Счастливая случайность свела вместе двух заинтересованных лиц — Укротителя и Ималду. Перед обоими открывались соблазнительные возможности и обоим некуда было отступать — для Ималды шаг назад означал кухню, Люду и маслины, два и три раза побывавшие в солянке, а для Рейнальди — пенсию, горечь, которой он уже вкусил. Критика по-настоящему еще не вцепилась в программу в «Ореанде», в печати лишь изредка мелькали редкие насмешки: варьете по-прежнему не считалось искусством, и критики не хотели ронять своего достоинства, опускаясь до уровня «кабаков». Но Рейнальди, за свою долгую жизнь испытавший немало изменчивых поворотов ветра, знал, — в любую минуту может вынырнуть какой-нибудь молодой энтузиаст и, чтобы утвердиться, примется за варьете. Как собственное открытие он заявит, что варьете тоже искусство и сошлется на Энциклопедический словарь Ф. А. Брокгауза (Лейпциг) и И. А. Ефрона (С.-Петербург — издан в 1892 году), где на странице 526-й и 5-го «а» тома написано: «Варiэтэ — франц. — Парижскiй театръ спец. для водевiля, основанъ въ 1789 г.
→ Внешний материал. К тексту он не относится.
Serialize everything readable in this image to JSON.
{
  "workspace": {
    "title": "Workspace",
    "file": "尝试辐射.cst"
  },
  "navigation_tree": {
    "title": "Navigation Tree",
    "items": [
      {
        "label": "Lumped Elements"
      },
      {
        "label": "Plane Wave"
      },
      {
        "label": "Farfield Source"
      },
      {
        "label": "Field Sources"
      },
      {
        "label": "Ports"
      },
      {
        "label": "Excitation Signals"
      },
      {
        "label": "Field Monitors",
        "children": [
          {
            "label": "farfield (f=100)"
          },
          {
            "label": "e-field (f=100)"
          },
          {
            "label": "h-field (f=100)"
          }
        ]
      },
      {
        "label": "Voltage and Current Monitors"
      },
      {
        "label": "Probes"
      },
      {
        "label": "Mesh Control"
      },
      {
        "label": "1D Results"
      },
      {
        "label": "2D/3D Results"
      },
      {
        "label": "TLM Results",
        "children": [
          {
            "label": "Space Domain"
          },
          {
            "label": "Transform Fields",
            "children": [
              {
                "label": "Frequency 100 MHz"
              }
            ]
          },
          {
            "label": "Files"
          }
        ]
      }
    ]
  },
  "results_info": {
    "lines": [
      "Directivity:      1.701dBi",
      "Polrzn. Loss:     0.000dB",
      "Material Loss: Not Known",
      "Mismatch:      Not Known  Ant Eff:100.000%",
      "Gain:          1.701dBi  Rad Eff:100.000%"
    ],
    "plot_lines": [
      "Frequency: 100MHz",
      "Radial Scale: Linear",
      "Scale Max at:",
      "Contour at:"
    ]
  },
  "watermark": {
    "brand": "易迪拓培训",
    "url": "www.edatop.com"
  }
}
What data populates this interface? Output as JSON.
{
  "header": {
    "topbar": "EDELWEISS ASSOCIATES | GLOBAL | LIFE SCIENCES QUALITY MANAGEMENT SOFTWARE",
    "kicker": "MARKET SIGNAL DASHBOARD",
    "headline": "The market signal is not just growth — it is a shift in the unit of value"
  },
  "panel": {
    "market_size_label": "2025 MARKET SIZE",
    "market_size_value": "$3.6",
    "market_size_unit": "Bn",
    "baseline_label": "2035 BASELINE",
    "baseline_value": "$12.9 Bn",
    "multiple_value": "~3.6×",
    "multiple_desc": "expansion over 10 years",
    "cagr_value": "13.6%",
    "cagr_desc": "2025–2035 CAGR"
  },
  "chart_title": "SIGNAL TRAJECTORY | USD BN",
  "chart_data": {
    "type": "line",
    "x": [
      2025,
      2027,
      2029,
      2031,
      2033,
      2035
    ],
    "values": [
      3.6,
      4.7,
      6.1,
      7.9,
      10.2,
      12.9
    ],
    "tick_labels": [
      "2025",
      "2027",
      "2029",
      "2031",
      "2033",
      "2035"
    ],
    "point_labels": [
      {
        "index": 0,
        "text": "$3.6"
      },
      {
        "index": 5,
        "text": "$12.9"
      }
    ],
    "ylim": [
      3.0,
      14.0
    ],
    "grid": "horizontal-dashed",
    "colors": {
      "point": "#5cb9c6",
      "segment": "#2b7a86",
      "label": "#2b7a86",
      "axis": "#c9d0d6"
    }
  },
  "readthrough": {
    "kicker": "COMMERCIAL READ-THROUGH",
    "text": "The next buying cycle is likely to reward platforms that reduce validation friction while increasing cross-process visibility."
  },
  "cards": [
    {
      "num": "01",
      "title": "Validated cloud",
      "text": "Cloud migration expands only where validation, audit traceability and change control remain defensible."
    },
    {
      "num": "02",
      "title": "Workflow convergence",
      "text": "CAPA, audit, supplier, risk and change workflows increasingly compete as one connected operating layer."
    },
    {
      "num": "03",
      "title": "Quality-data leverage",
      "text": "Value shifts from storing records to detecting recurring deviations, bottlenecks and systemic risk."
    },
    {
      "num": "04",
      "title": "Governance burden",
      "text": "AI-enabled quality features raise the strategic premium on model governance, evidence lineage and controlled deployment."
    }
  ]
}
М-elle Монтансье въ Пале-Рояле… труппа перешла въ театръ того же названия, выстроенный на Монмартрскомъ бульваре… Въ 60-х годахъ сюда привлекли массу публики опереттки Оффенбаха». Прихвастнув таким образом, что имеет редкие книги и разбирается в старой орфографии, критик обрушит на программы варьете ураган возмущения — иначе никто читать не станет! — и завоет об искусстве, как собака на луну. Что для такого объективные трудности! Такой только кричит, что выбросил на искусство деньги (и какие деньги — билет в варьете стоит дороже, чем в театр!), а искусства не увидал, лишь голые ляжки. Вот у братьев-эстонцев — у тех варьете — искусство! У литовцев тоже, кажется, искусство! А у нас голые ляжки. Самое обидное — критик будет прав: ведь каждой программе нужны хотя бы два-три классных номера, которые подняли бы ее выше скромненькой посредственности. После вынужденного ухода Элги в «Ореанде» экстра-классу отвечал разве что иллюзионист, его Рейнальди удалось переманить сразу, как только тот закончил цирковое училище. Как и все его коллеги, энтузиаст-критик начнет во всем копаться, чтобы отыскать виновного. А это несложно — виноват режиссер! Вспомните — тот самый, который не выдержал конкурса и был вынужден уйти из театра — старый, сгорбленный, кривой и глупый. И подведет к выводу: в каждом церковном приходе свои нищие кормятся… обновим же кровь режиссуры в варьете!